If you want a picture of the future, imagine a semicolon being shoved in the midst of tldr--forever.
posted by kipmanley at 11:46 AM on May 4, 2010 [5 favorites]


"The Intellectual Situation" is a bunch of different, smaller articles anonymously penned by the editors of the literary/political magazine n+1, with little storied interludes. It's not meant to be read as one big essay (I think), more like a fragmented prologue to the rest of the issue - yes that is an entirely different article on computer games at the end. This is much more obvious in the printed mag, less so in the newly revamped website (I'm an out-of-his-depth subscriber).
posted by doobiedoo at 11:48 AM on May 4, 2010


They had me at the line:
Lawrence Lessig passes by on a float drawn by free-range chickens.
Although I do take issue with a few parts of the essay. The claim that the Internet is essentially a "California idea" only makes sense if you don't know much about the development of the Internet, which was driven in large part by people steeped in the MIT hacker culture and the companies that it spawned along Rt. 128. The first generation of we now regard as 'Internet culture' was born in the minicomputer era.

I'm not sure why the author finds this so hard to believe:
This seems implausible: could perpetually rationalizing, efficiency-maximizing capitalism really have misjudged the efficacy of print advertising for more than a century?
The problem was that, pre-Internet, pre-demographic targeting, context-sensitive ad placements, advertising just wasn't that good. Although you could be a little selective through your choice of publication (the Times, SI, and Glamour have always had very different ads), at the end of the day it was mostly about putting it in front of a lot of eyeballs and hoping it had an effect. It sucked, but it was the best there was. It shouldn't come as much surprise that as technology has allowed advertising to become more effective, more highly targeted, and more measurable in terms of its effect, that the collapse of old business models has been precipitous.

Also, the word "webism" makes me a bit stabby.
posted by Kadin2048 at 11:48 AM on May 4, 2010 [1 favorite]


Somehow, I'm thinking that blog post to be the new poster child for Irony.
posted by Thorzdad at 11:51 AM on May 4, 2010 [1 favorite]


It's pretty good, and worth a read. Definitely more-so now that I know it's a few different articles punctuated by the story elements (the video game stuff comes out of left field, to say the least).
posted by codacorolla at 12:14 PM on May 4, 2010


"...the perpetually crisis-ridden, terminally confused literature departments"...

Please see my blog post response at http://pot.ke/ttle/black
posted by illovich at 12:29 PM on May 4, 2010 [3 favorites]

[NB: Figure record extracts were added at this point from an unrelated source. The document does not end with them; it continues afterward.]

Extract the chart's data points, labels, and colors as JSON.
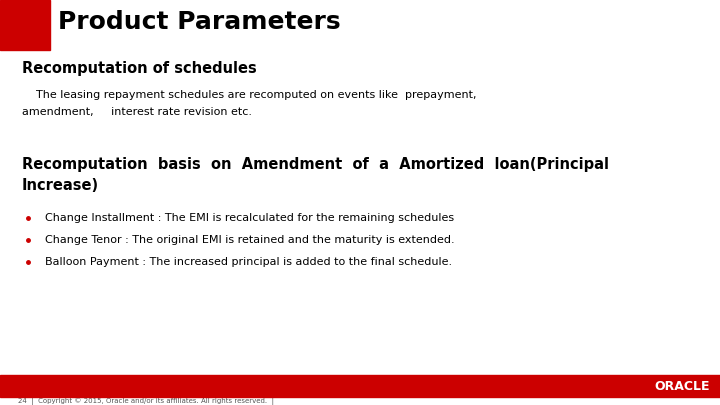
{
  "title": "Product Parameters",
  "bg_color": "#ffffff",
  "header_bar_color": "#cc0000",
  "header_text_color": "#000000",
  "section1_heading": "Recomputation of schedules",
  "section1_body_line1": "    The leasing repayment schedules are recomputed on events like  prepayment,",
  "section1_body_line2": "amendment,     interest rate revision etc.",
  "section2_heading_line1": "Recomputation  basis  on  Amendment  of  a  Amortized  loan(Principal",
  "section2_heading_line2": "Increase)",
  "bullet_points": [
    "Change Installment : The EMI is recalculated for the remaining schedules",
    "Change Tenor : The original EMI is retained and the maturity is extended.",
    "Balloon Payment : The increased principal is added to the final schedule."
  ],
  "footer_bar_color": "#cc0000",
  "footer_text_color": "#ffffff",
  "footer_label": "ORACLE",
  "copyright_text": "24  |  Copyright © 2015, Oracle and/or its affiliates. All rights reserved.  |",
  "red_square_color": "#cc0000",
  "bullet_color": "#cc0000"
}
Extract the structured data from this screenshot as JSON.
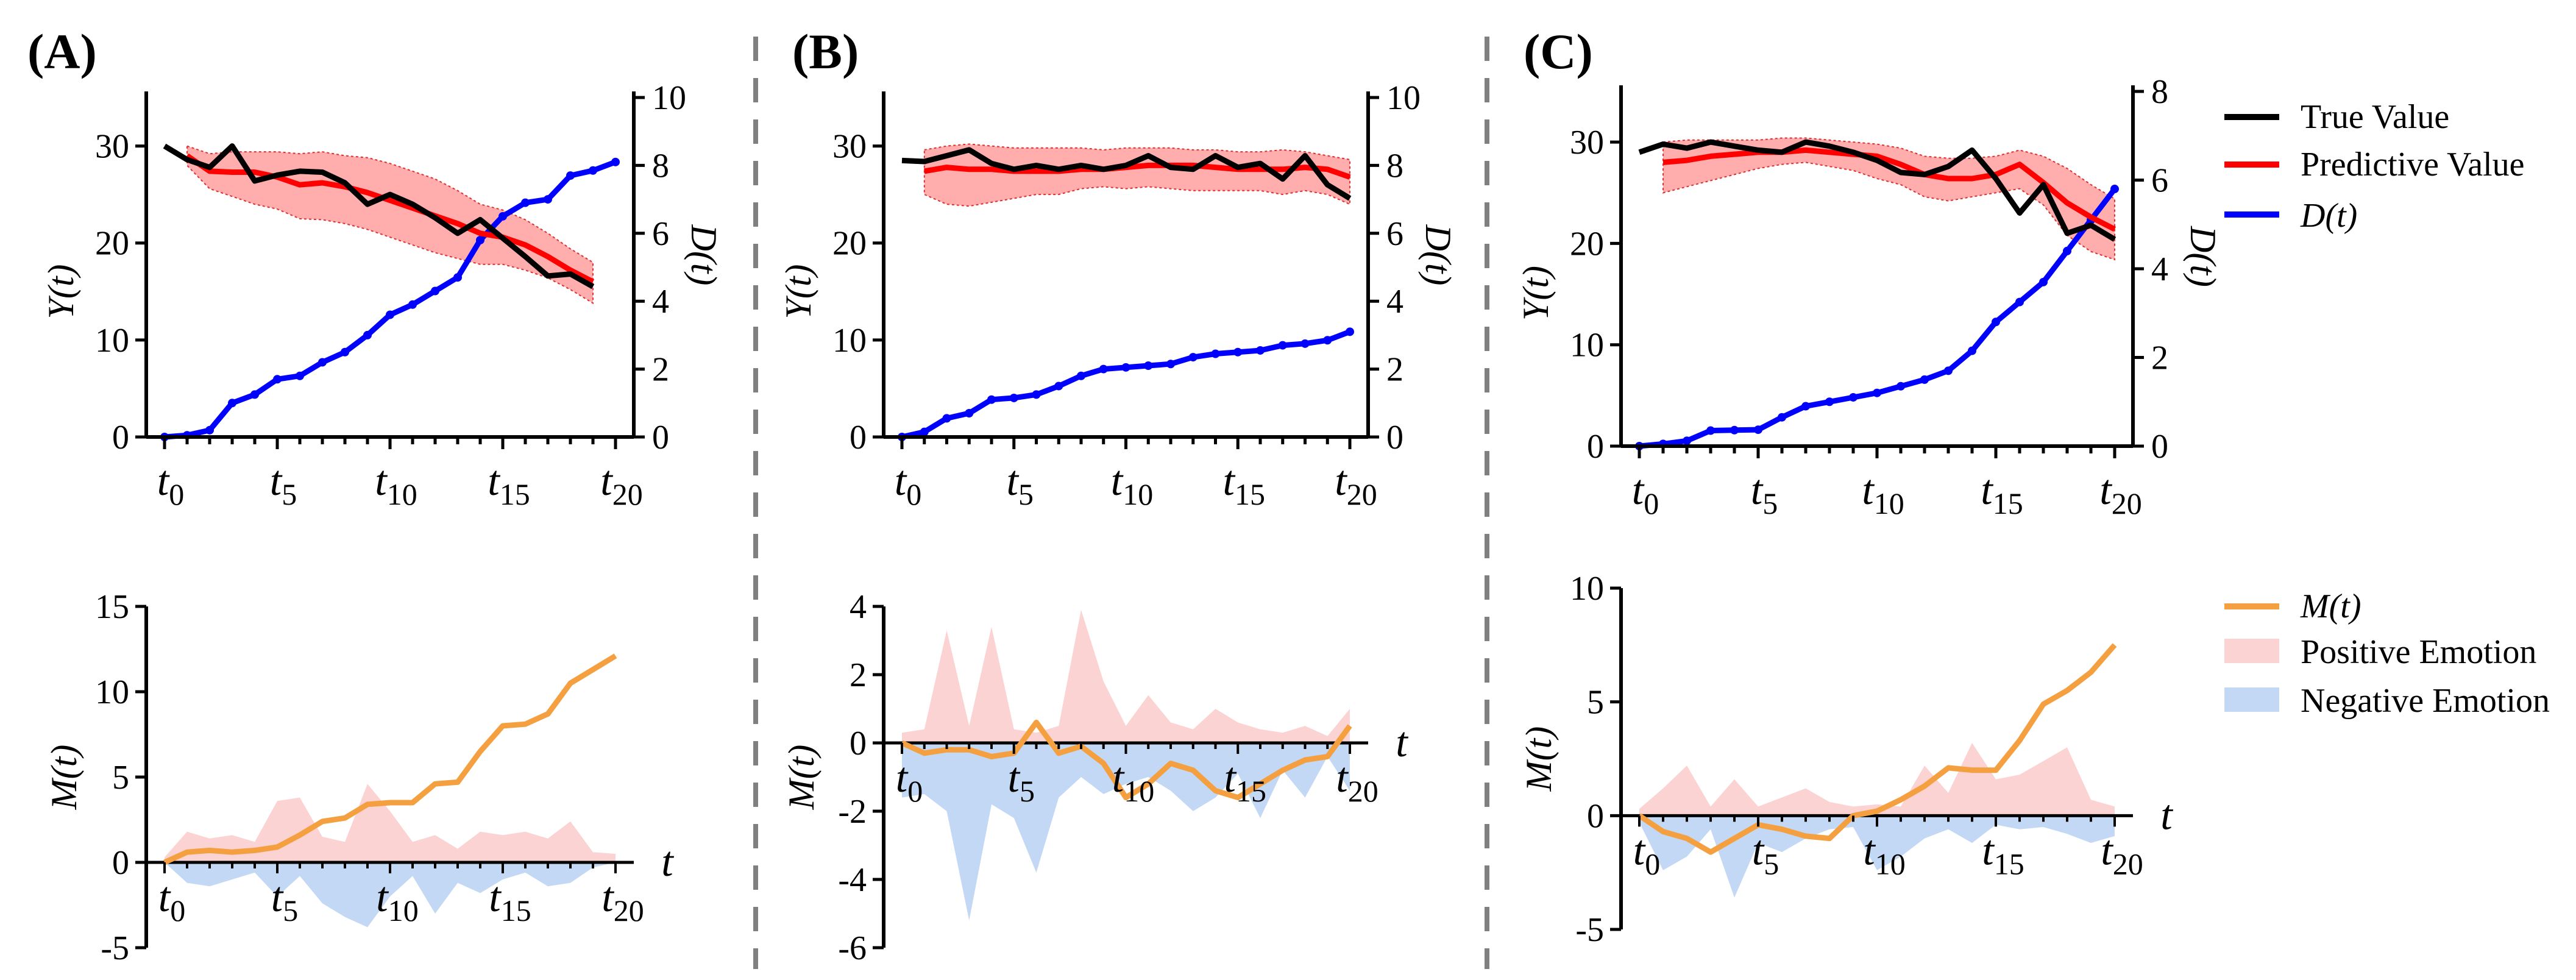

Almost all the great computer companies and innovations have come from a very small stretch of California known as Silicon Valley, which is essentially an extension of Stanford University.

BWAHAHAHAHA

Sorta like Manhattan is essentially an extension of Columbia and NYU, right?
posted by blucevalo at 1:22 PM on May 4, 2010


Dear Editors of N+1,

Shut up your faces full of fuck!

Sincerely,

TD
posted by turgid dahlia at 2:10 PM on May 4, 2010 [1 favorite]


Article says: "There is no game, at least not yet, in which you accomplish the mission only to learn you’ve been torturing an innocent man, or get passed over for promotion."

I didn't think people were allowed to write pretentiously about games without having at least read a synopsis of Shadow of the Collosus.
posted by IjonTichy at 5:26 PM on May 4, 2010


It did read thrown-together, not connected, overly long. I was waiting for it to come together at the end, but no joy. I think as long as people have narrative hope-- which I believe to be as long as we are human-- we will want this, and therefore, there will be room for books.